Chiffres significatifs
INDUSTRIE > La production industrielle française a diminué de 4,41 % en janvier. Elle retrouve ainsi son niveau de 1997… EMBRYONS > Au 31 décembre 2006, on comptait en France 176 523 embryons congelés, dont 93 116 faisaient l’objet d’un « projet parental »… IMMOBILIER > En 2008, les investissements dans l’immobilier d’entreprise ont chuté de 61 % en moyenne dans l’ensemble des pays du monde. Le pays le plus touché est les États-Unis (73,2 % de baisse).

INVESTISSEMENT > On estime que 48 % des PME françaises vont réduire leurs investissements en 2009.

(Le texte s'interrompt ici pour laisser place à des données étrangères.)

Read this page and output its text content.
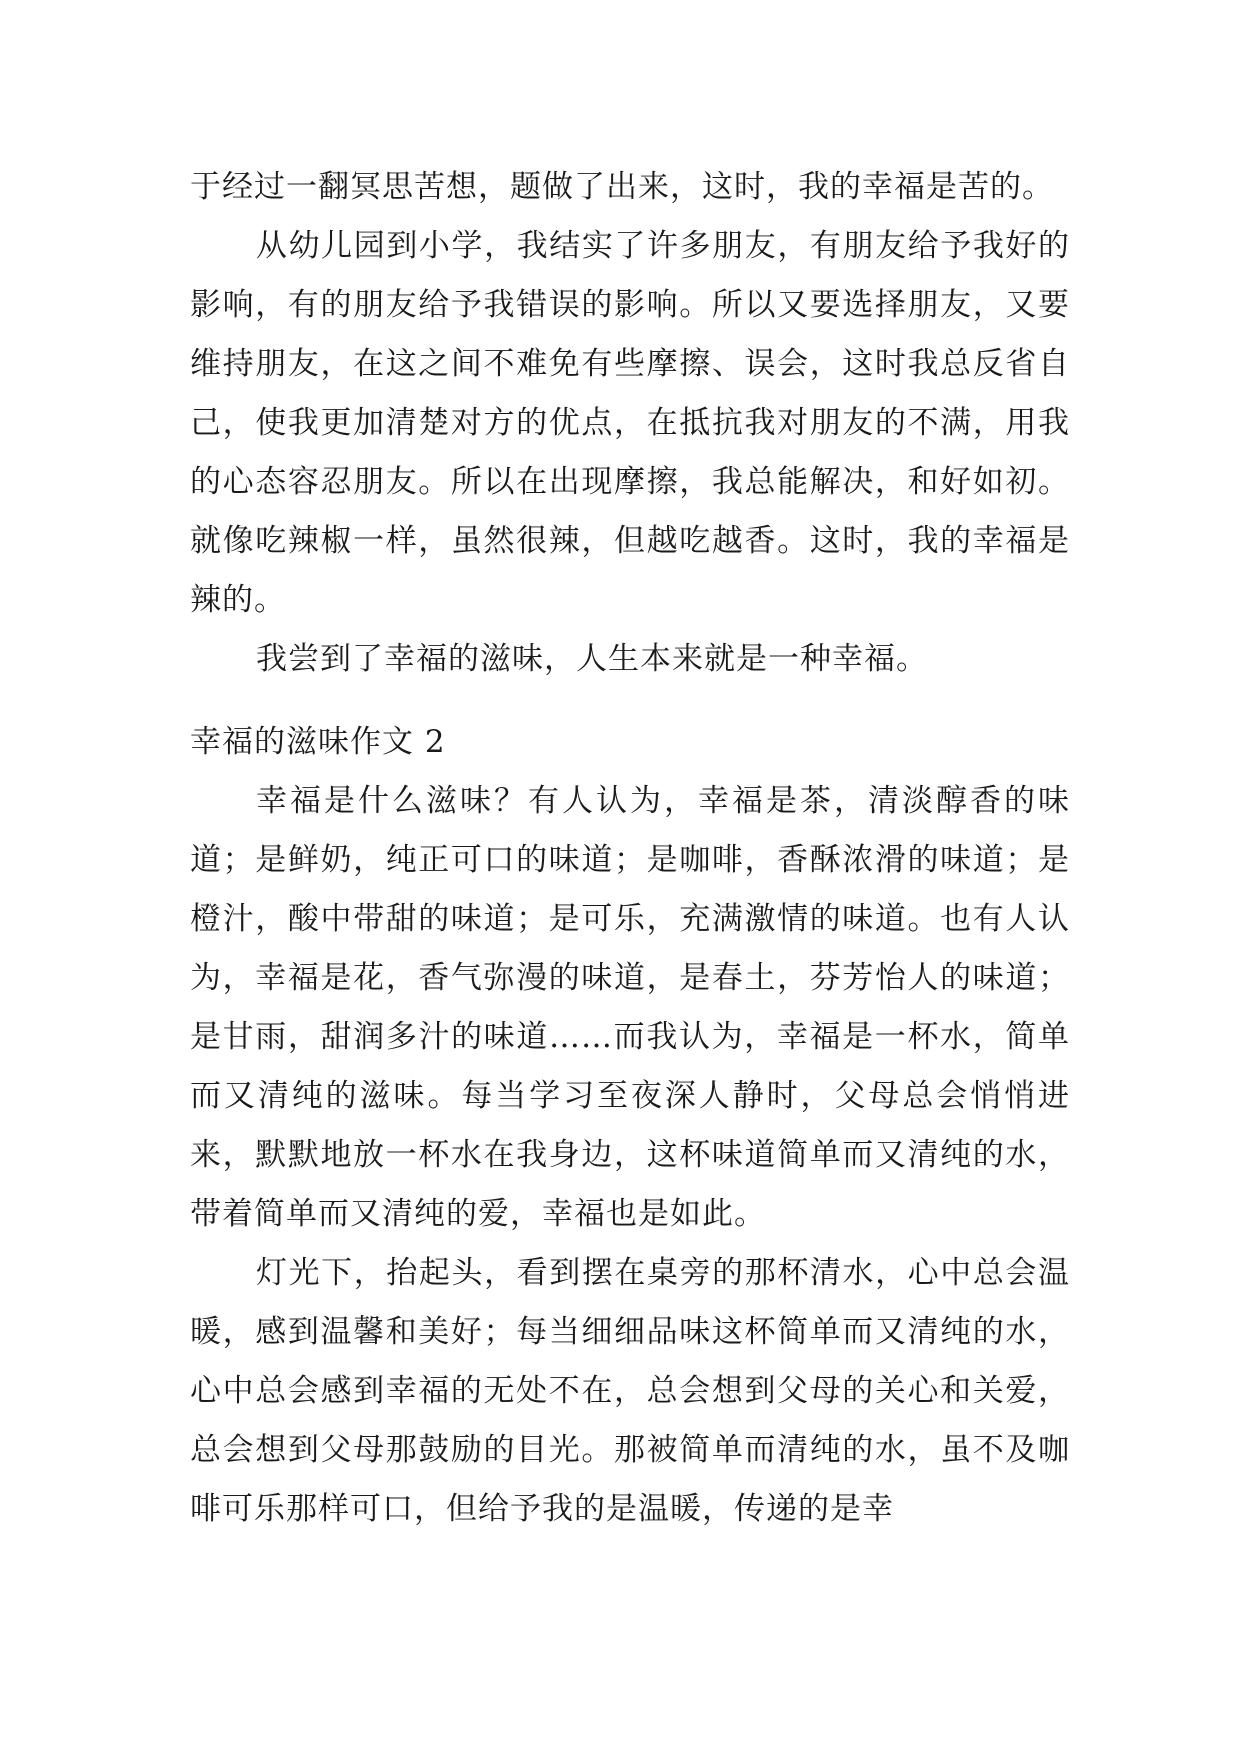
于经过一翻冥思苦想，题做了出来，这时，我的幸福是苦的。

从幼儿园到小学，我结实了许多朋友，有朋友给予我好的影响，有的朋友给予我错误的影响。所以又要选择朋友，又要维持朋友，在这之间不难免有些摩擦、误会，这时我总反省自己，使我更加清楚对方的优点，在抵抗我对朋友的不满，用我的心态容忍朋友。所以在出现摩擦，我总能解决，和好如初。就像吃辣椒一样，虽然很辣，但越吃越香。这时，我的幸福是辣的。

我尝到了幸福的滋味，人生本来就是一种幸福。

幸福的滋味作文 2

幸福是什么滋味？有人认为，幸福是茶，清淡醇香的味道；是鲜奶，纯正可口的味道；是咖啡，香酥浓滑的味道；是橙汁，酸中带甜的味道；是可乐，充满激情的味道。也有人认为，幸福是花，香气弥漫的味道，是春土，芬芳怡人的味道；是甘雨，甜润多汁的味道……而我认为，幸福是一杯水，简单而又清纯的滋味。每当学习至夜深人静时，父母总会悄悄进来，默默地放一杯水在我身边，这杯味道简单而又清纯的水，带着简单而又清纯的爱，幸福也是如此。

灯光下，抬起头，看到摆在桌旁的那杯清水，心中总会温暖，感到温馨和美好；每当细细品味这杯简单而又清纯的水，心中总会感到幸福的无处不在，总会想到父母的关心和关爱，总会想到父母那鼓励的目光。那被简单而清纯的水，虽不及咖啡可乐那样可口，但给予我的是温暖，传递的是幸
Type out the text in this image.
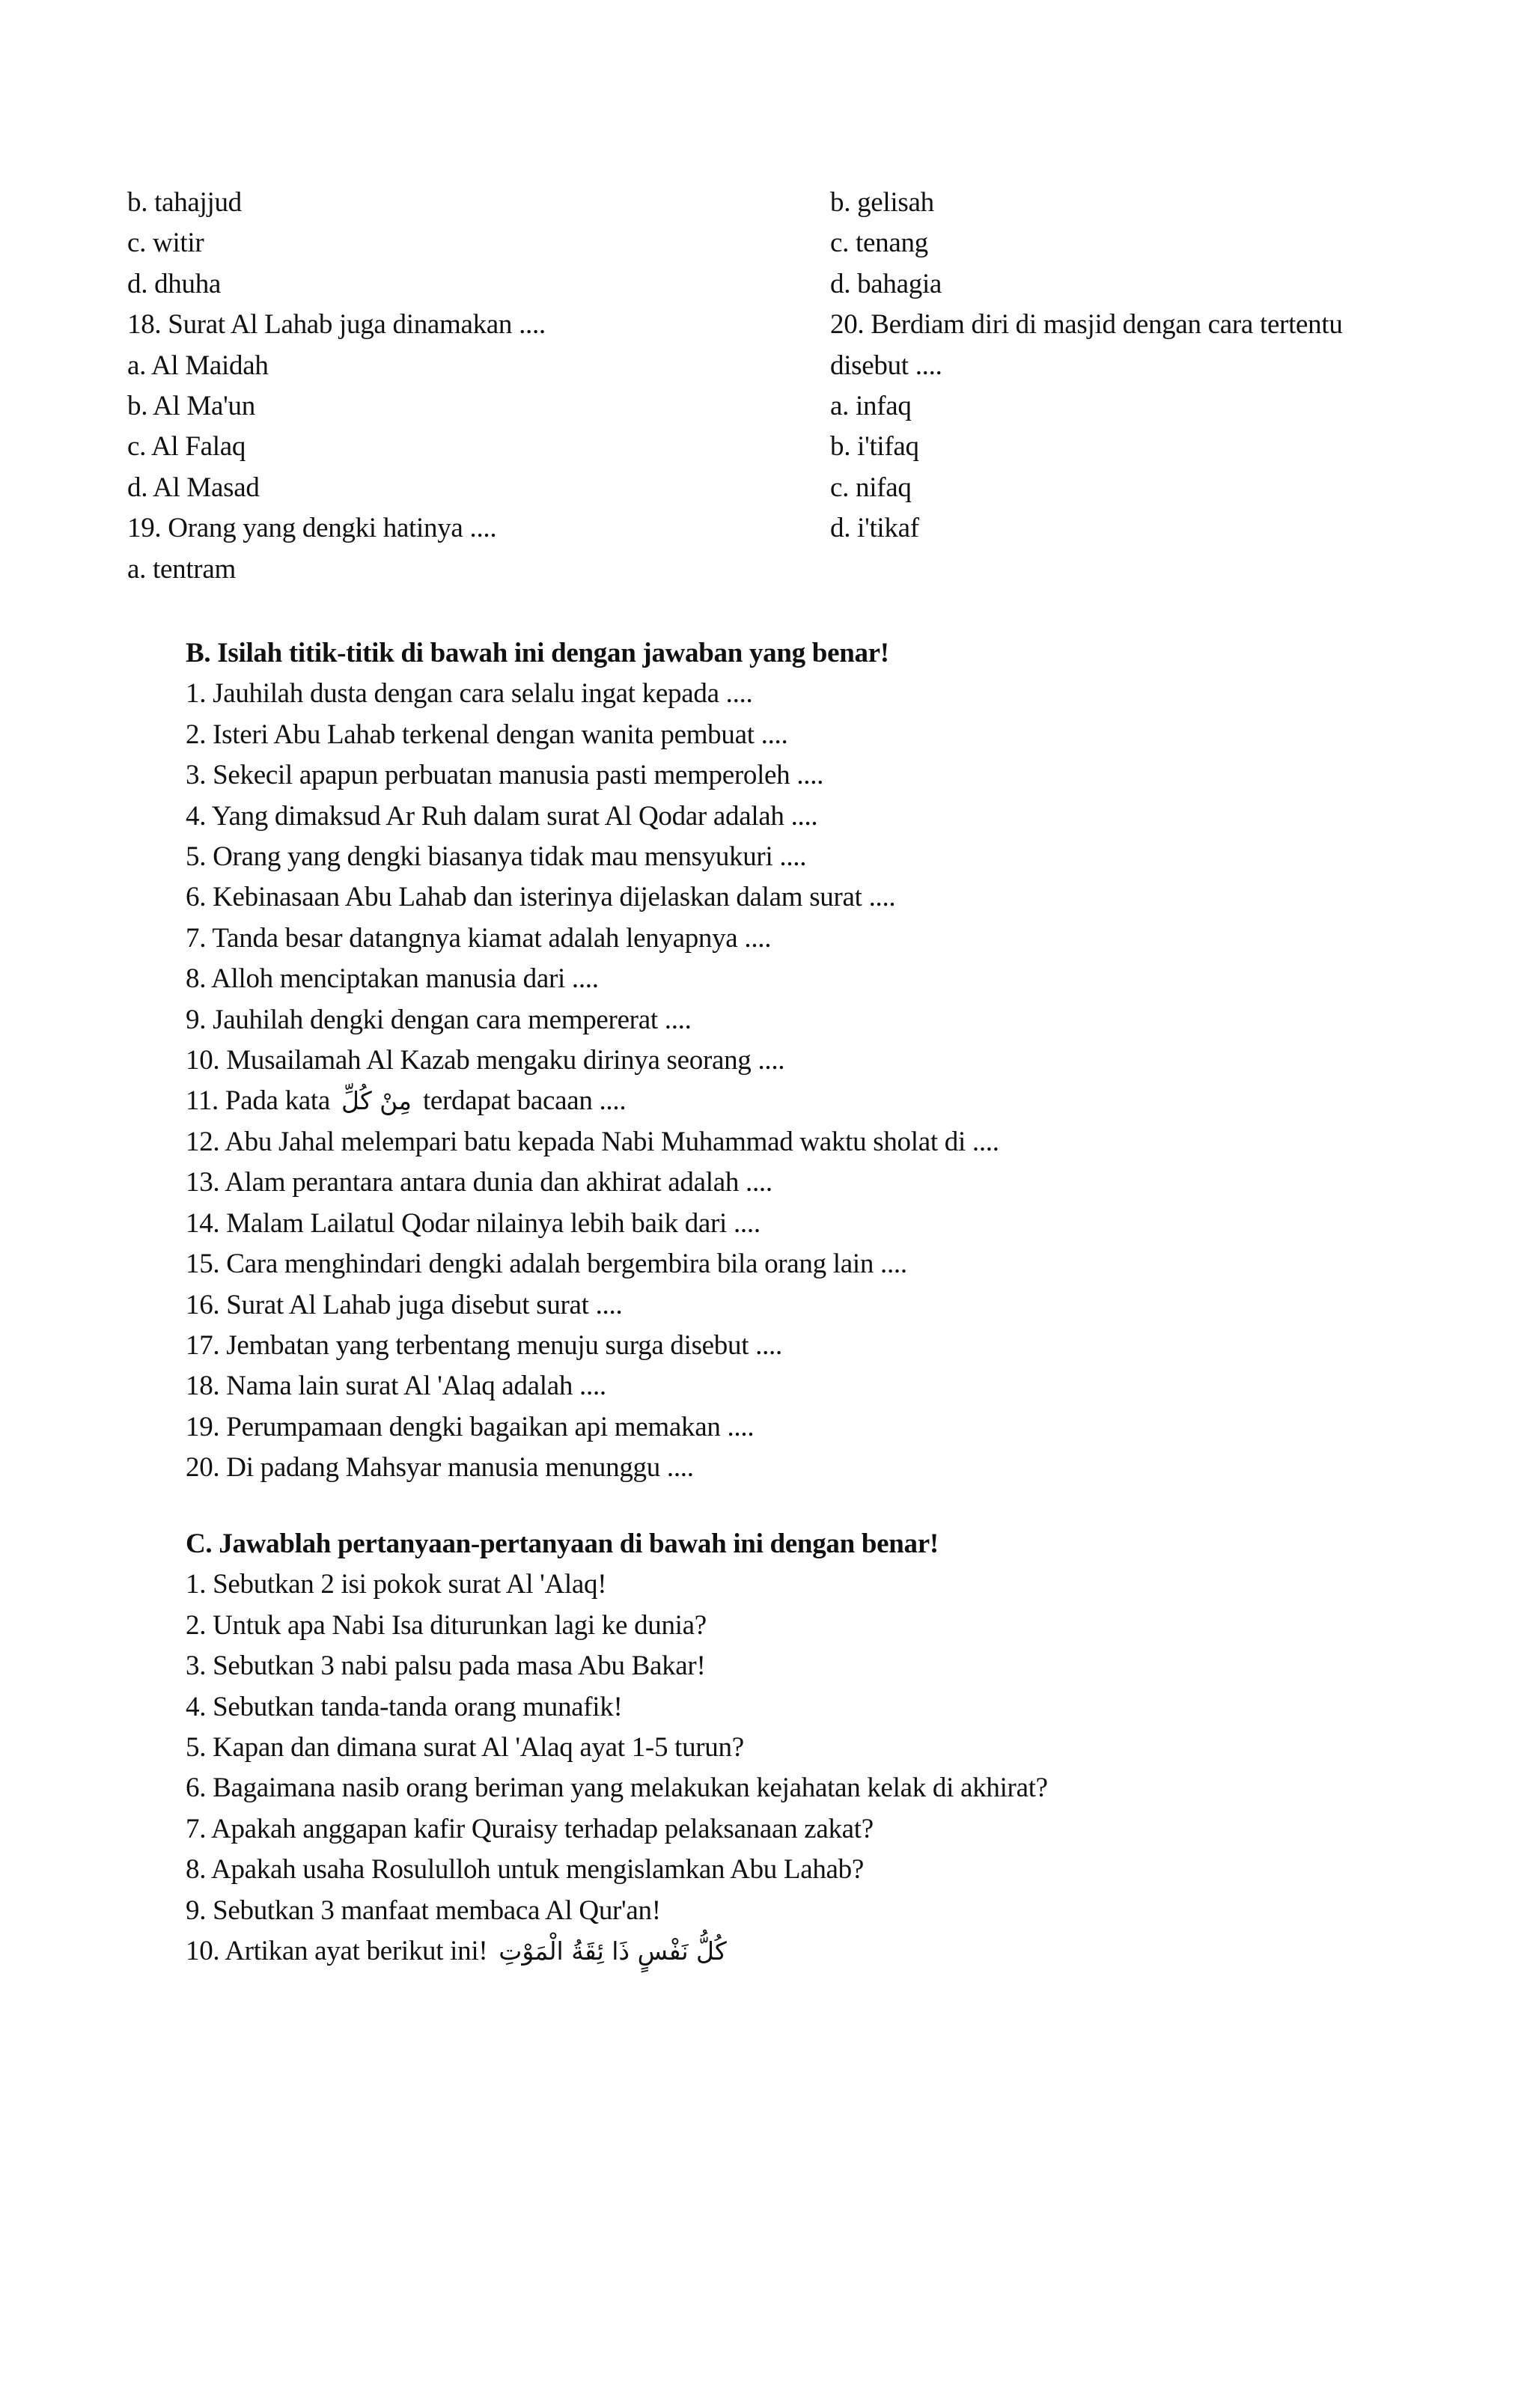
b. tahajjud
c. witir
d. dhuha
18. Surat Al Lahab juga dinamakan ....
a. Al Maidah
b. Al Ma'un
c. Al Falaq
d. Al Masad
19. Orang yang dengki hatinya ....
a. tentram
b. gelisah
c. tenang
d. bahagia
20. Berdiam diri di masjid dengan cara tertentu
disebut ....
a. infaq
b. i'tifaq
c. nifaq
d. i'tikaf
B. Isilah titik-titik di bawah ini dengan jawaban yang benar!
1. Jauhilah dusta dengan cara selalu ingat kepada ....
2. Isteri Abu Lahab terkenal dengan wanita pembuat ....
3. Sekecil apapun perbuatan manusia pasti memperoleh ....
4. Yang dimaksud Ar Ruh dalam surat Al Qodar adalah ....
5. Orang yang dengki biasanya tidak mau mensyukuri ....
6. Kebinasaan Abu Lahab dan isterinya dijelaskan dalam surat ....
7. Tanda besar datangnya kiamat adalah lenyapnya ....
8. Alloh menciptakan manusia dari ....
9. Jauhilah dengki dengan cara mempererat ....
10. Musailamah Al Kazab mengaku dirinya seorang ....
11. Pada kata مِنْ كُلِّ terdapat bacaan ....
12. Abu Jahal melempari batu kepada Nabi Muhammad waktu sholat di ....
13. Alam perantara antara dunia dan akhirat adalah ....
14. Malam Lailatul Qodar nilainya lebih baik dari ....
15. Cara menghindari dengki adalah bergembira bila orang lain ....
16. Surat Al Lahab juga disebut surat ....
17. Jembatan yang terbentang menuju surga disebut ....
18. Nama lain surat Al 'Alaq adalah ....
19. Perumpamaan dengki bagaikan api memakan ....
20. Di padang Mahsyar manusia menunggu ....
C. Jawablah pertanyaan-pertanyaan di bawah ini dengan benar!
1. Sebutkan 2 isi pokok surat Al 'Alaq!
2. Untuk apa Nabi Isa diturunkan lagi ke dunia?
3. Sebutkan 3 nabi palsu pada masa Abu Bakar!
4. Sebutkan tanda-tanda orang munafik!
5. Kapan dan dimana surat Al 'Alaq ayat 1-5 turun?
6. Bagaimana nasib orang beriman yang melakukan kejahatan kelak di akhirat?
7. Apakah anggapan kafir Quraisy terhadap pelaksanaan zakat?
8. Apakah usaha Rosululloh untuk mengislamkan Abu Lahab?
9. Sebutkan 3 manfaat membaca Al Qur'an!
10. Artikan ayat berikut ini! كُلُّ نَفْسٍ ذَا ئِقَةُ الْمَوْتِ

ALCOOL > Les Français consomment en moyenne 10,7 litres d’alcool par an.

HANDICAP > Les prestations de protection sociale en faveur des handicapés sont passées de 17,8 à 36,1 milliards d’euros entre 1990 et 2007, soit une croissance annuelle de 4,2 % en euros constants.

VIOLENCE > En 2008, en France, 166 femmes sont mortes sous les coups de leur conjoint ou ex-conjoint.

INTÉRIM > En janvier 2009, 513 000 personnes occupaient un emploi intérimaire en France, soit une baisse de 7,6 % par rapport au mois précédent… et une baisse de 29,7 % par rapport à janvier 2008!